Cudeman JBK II 107-R: potencia tipo Bowie en un cuchillo compacto y manejable
El Cudeman JBK II recoge el espíritu del JBK I, pero reducido a una hoja de 20 cm para quien necesita más rapidez de manejo sin renunciar a la solidez. Es la versión más contenida de los grandes cuchillos de remate y supervivencia salidos de Albacete: una pieza equilibrada y fácil de gobernar, pensada para caceros que pasan muchas horas en el monte y valoran ahorrar peso sin perder fiabilidad. Lo distribuye Navajería con envío a península.
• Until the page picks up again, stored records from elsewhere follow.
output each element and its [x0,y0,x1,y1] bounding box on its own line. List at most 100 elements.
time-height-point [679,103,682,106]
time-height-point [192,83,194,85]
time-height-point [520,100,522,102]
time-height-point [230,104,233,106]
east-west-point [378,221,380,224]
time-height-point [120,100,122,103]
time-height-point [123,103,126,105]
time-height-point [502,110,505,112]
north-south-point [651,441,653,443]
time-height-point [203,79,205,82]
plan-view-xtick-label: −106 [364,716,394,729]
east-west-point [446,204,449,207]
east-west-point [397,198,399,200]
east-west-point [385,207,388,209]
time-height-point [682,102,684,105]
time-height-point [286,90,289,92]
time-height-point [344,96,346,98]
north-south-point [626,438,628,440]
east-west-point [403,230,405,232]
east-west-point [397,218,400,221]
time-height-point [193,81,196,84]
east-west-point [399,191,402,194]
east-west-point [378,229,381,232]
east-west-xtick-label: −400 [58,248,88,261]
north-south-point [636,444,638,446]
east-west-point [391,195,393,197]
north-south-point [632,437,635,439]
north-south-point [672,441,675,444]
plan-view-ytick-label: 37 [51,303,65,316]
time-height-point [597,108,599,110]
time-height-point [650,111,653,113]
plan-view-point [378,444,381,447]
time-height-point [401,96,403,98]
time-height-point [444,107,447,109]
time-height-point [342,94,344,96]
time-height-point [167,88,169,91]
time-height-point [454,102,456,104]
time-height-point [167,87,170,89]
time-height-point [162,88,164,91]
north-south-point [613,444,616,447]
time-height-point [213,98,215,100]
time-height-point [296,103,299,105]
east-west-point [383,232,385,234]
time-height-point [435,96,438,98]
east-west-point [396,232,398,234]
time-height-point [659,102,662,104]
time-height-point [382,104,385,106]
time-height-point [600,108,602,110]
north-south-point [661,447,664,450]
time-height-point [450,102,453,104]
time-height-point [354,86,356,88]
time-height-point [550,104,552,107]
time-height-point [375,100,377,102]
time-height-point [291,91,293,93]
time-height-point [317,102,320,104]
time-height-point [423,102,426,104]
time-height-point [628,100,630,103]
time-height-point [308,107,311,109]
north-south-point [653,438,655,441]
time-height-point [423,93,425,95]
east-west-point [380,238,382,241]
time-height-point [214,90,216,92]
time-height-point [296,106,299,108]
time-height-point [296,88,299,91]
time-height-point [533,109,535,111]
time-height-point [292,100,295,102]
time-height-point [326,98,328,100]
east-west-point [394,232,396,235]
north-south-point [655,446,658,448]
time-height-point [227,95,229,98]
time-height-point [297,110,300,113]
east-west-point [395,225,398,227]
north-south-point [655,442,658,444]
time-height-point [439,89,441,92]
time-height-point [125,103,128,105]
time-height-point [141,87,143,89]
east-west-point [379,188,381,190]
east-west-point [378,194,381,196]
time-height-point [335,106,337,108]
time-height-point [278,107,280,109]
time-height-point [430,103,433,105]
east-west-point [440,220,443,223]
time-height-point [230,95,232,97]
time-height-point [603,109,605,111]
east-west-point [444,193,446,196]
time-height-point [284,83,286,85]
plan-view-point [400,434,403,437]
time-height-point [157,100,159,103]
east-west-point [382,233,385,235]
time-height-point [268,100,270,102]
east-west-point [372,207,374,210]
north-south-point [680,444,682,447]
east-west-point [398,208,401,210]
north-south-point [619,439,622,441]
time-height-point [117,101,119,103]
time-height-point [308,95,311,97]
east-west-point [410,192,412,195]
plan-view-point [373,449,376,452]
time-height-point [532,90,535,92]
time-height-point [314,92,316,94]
Razones para elegir este modelo
- Relación peso-empuje: sus 450 gr de acero macizo aportan inercia suficiente para tajos potentes, mientras que la longitud total de 33 cm facilita llevarlo por vegetación cerrada.
- Punta Bowie resolutiva: el perfil de la hoja combina buena capacidad de penetración en el remate con amplio vientre de corte para las labores de campo.
- Espiga completa (full-tang): al estar resuelto en una única pieza de 4,8 mm de espesor, ofrece una rigidez estructural a prueba de los trabajos más duros.
- Guarda de seguridad: la cruceta en acero inoxidable 420 con acabado satinado actúa como tope y frena que la mano resbale hacia el filo.
Acero y comportamiento del filo
La hoja se trabaja en acero molibdeno vanadio templado a 54/56 HRc. Se trata de un acero reconocido por su tenacidad: encaja golpes e impactos sin astillarse ni romper. El tratamiento satinado, además de dar un aspecto sobrio y técnico, refuerza la defensa frente a la oxidación y reduce la fricción al cortar. Recuperar un filo de afeitar resulta sencillo con cualquier sistema de afilado convencional, así que el mantenimiento del corte no exige equipo especializado.
Robustez y construcción
Pese a sus dimensiones reducidas, el JBK II está claramente sobredimensionado en cuanto a resistencia. El espesor de 4,8 mm y un ancho de pala de 4,5 cm le dan ese tacto de bloque macizo en la mano. Su estructura aguanta de sobra el remate y el despiece, aunque conviene un uso sensato: evitar hacer palanca lateral forzada protege tanto la integridad de la punta Bowie como su vaciado cóncavo.
Mango y agarre en faena
Las cachas son de estamina roja satinada, una resina fenólica que une dureza y longevidad, sin verse afectada por la humedad ni por el sudor de un día de monte. Los remaches planos de aluminio dejan una superficie continua que reparte la presión y evita molestias en la palma durante usos prolongados. Completa el conjunto un orificio para cordón fiador, útil como punto de sujeción adicional cuando el terreno resbala o aparece el cansancio.
Funda y transporte
El cuchillo se entrega con una funda de cuero marrón de buena factura. Al ser más corto que el JBK I, este modelo se cuelga del cinto con mayor comodidad y la vaina no golpea la pierna al andar o agacharse. La retención es firme y el cuero resguarda el acero de la intemperie, de modo que la herramienta queda siempre lista para entrar en acción.
Para qué sirve
- Remate de caza mayor: indicado para quien busca un cuchillo de remate breve, ágil de extraer y de manejar.
- Bushcraft y supervivencia: versátil para trabajar madera, preparar comida o resolver tareas exigentes de campamento.
- Salidas outdoor: una buena elección en expediciones que piden una hoja resistente pero de tamaño contenido para no estorbar el movimiento.
Mantenimiento
- Aclarar la hoja con agua y secarla con un trapo suave después de cada salida, así se previenen las manchas que dejan los ácidos orgánicos.
- Aunque la estamina roja es muy duradera, un engrasado ligero de vez en cuando conserva su brillo intenso.
- Para guardarlo durante temporadas largas, mejor sacarlo de la funda y así impedir que se condense humedad dentro.
- Pasar de forma periódica una piedra de grano fino mantiene el filo a punto y siempre respondiendo.
En resumen, el Cudeman JBK II 107-R demuestra que un cuchillo no necesita ser enorme para ser potente: una herramienta fiable y bien compensada, con todo el carácter de la cuchillería tradicional de Albacete.